Bipolar Disorder Diagnosis and Treatment
Learn about bipolar disorder, the different types, causes, symptoms, and treatment.
Table of Contents
What is Bipolar Disorder?
When someone has mood swings, they often refer to themselves as being bipolar. While this may commonly be associated with bipolar disorder, it isn’t the entirety of the affliction. If you believe that you or a loved one is suffering from bipolar disorder, keep reading to understand what qualifies as a diagnosis, and some of the available treatments.
Bipolar disorder, sometimes abbreviated as BPD, is a mental health disorder that causes extreme mood swings. These mood swings aren’t just going from happy to sad, though. The emotional highs are characterized as mania or hypomania, and the lows are severe forms of depression.
Mania is more than just being happy; it involves feeling euphoric. The depression associated with BPD leads to hopelessness and a loss of interest, resulting in not participating in everyday life activities.
Types of Bipolar Disorder
- Bipolar I Disorder: Characterized by the individual having at least one manic episode preceded or followed by hypomanic or depressive episodes. Mania may cause psychosis.
- Bipolar II Disorder: Characterized by having at least one depressive episode and one hypomanic episode.
- Cyclothymic Disorder: At least two years in adults, or one year in children, of many hypomania episodes and depressive episodes.
Causes and Symptoms
Potential Causes of Bipolar Disorder
Biologically, bipolar disorder is thought to be caused by an underlying problem in specific brain circuits. These circuits have issues with the neurotransmitters that tell the brain to do specific things. With these circuits unable to receive the messages correctly, scientists believe that mood swings are caused, ultimately causing bipolar disorder.2
Additionally, environmental factors seem to cause bipolar disorder in individuals prone to the condition.
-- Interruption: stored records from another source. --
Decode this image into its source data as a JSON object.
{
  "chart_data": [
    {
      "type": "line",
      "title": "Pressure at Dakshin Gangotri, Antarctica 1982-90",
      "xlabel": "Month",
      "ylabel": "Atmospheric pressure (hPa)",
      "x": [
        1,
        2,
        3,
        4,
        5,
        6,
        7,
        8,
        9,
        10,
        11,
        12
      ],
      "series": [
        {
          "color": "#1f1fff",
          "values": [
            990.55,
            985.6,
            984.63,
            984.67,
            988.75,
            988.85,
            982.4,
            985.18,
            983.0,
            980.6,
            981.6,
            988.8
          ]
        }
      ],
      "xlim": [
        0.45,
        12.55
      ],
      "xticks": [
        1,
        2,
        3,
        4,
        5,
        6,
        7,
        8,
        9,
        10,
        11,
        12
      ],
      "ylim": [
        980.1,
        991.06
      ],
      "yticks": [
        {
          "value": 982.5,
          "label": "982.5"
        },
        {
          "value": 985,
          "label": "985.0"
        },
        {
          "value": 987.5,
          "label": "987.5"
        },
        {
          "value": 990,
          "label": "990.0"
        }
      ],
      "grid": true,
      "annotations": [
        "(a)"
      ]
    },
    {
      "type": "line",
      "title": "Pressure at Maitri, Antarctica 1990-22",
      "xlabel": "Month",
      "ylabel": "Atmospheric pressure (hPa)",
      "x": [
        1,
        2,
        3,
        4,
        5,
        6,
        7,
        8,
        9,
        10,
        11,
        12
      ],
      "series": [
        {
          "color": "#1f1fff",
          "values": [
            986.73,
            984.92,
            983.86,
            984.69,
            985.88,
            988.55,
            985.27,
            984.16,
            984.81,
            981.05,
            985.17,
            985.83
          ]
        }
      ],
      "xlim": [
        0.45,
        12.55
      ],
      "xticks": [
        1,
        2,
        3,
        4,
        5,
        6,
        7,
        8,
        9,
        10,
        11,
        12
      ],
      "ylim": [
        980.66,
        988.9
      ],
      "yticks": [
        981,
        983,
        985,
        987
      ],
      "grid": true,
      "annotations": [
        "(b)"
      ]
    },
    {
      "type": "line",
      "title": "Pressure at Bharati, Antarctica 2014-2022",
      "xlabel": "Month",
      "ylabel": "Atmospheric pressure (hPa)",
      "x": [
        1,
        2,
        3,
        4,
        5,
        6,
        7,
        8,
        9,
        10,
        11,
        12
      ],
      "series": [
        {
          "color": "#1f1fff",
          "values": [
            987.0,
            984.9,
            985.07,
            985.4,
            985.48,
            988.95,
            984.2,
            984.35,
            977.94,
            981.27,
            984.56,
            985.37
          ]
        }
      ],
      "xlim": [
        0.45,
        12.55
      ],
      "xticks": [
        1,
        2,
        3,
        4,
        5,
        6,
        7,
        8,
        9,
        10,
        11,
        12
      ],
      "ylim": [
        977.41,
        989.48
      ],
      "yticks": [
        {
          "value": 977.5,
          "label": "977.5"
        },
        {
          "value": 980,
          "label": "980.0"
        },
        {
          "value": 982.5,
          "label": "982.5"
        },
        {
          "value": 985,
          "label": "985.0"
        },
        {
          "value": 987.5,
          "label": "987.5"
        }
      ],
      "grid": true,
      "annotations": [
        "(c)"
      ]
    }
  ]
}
Environmental stressors cause the neurotransmitters to be released, causing bipolar disorder to become apparent.
Signs and Symptoms of Different Bipolar Disorders
- Bipolar I Symptoms: The most severe disorder. Individuals may experience a break in reality via manic episodes and debilitating major depressive episodes.
- Bipolar II Symptoms: Less severe than bipolar I. Individuals experience hypomania (less severe mania) and episodes of depression. Mood swings are still noticeable.
- Cyclothymia Symptoms: Ongoing mood swings that are hypomanic and depressive in nature. The least severe in the family of conditions.
Bipolar Disorder Diagnosis
A formal diagnosis is necessary when you believe you or a loved one may be suffering from bipolar disorder. In general, diagnosis is going to consist of 4 parts:3
- Physical exam: A physical exam is performed to rule out any underlying physical causes for symptoms.
- Psychiatric assessment: Psychological assessment performed by a psychiatrist may take place, as well as a self-questionnaire regarding your symptoms.
- Mood charting: Keeping track of mood over time can help identify highs and lows and the type of bipolar disorder occurring.
- Criteria for bipolar disorder: Symptoms are compared with the criteria listed in the DSM-5 to ensure that the diagnosis fits.
Treatment Options for Bipolar Disorder
- Mood stabilizers: Mood stabilizers help alleviate the drastic mood swings experienced by people suffering from bipolar disorder.
- Antipsychotics: Often, mood stabilizers take some time to reach full effect, and antipsychotics are prescribed to prevent severe mania from occurring.
- Antidepressants: Antidepressants help with the issues experienced when mood swings reach emotional lows.
- Antidepressant-antipsychotic: Used to improve moods while lessening the risk of mania.
- Anti-anxiety medications: Anti-anxiety medications assist patients that deal with environmental triggers.
In addition to medications, a form of psychotherapy is usually prescribed to patients. This helps patients monitor their moods and the efficacy of their medications.
- Interpersonal and social rhythm therapy (IPSRT): Therapy that helps stabilize circadian rhythm (sleep-wake cycle).
- Cognitive behavioral therapy (CBT): Therapy that aims to reduce the symptoms of depression and anxiety.
- Psychoeducation: Evidence-based therapeutic intervention for patients and their loved ones that provides information and support to understand BPD better.
- Family-focused therapy: A form of psychoeducation that focuses on a patient’s family’s involvement.
Transcranial Magnetic Stimulation (TMS)
Electroconvulsive Therapy (ECT)
Lifestyle and Home Remedies
- Regular exercise: Regular exercise may help to stabilize your emotional highs and lows.
- Consider keeping a mood chart: Tracking mood as it happens is important and may help you understand your BPD triggers.
- Meditation: Meditation as a form of mindfulness can help bring individuals back to their center.
- Create a healthy routine: A healthy routine helps your mental health flourish.
- Form healthy relationships: Having healthy relationships with people you can rely on can help with the causes and symptoms of BPD for many.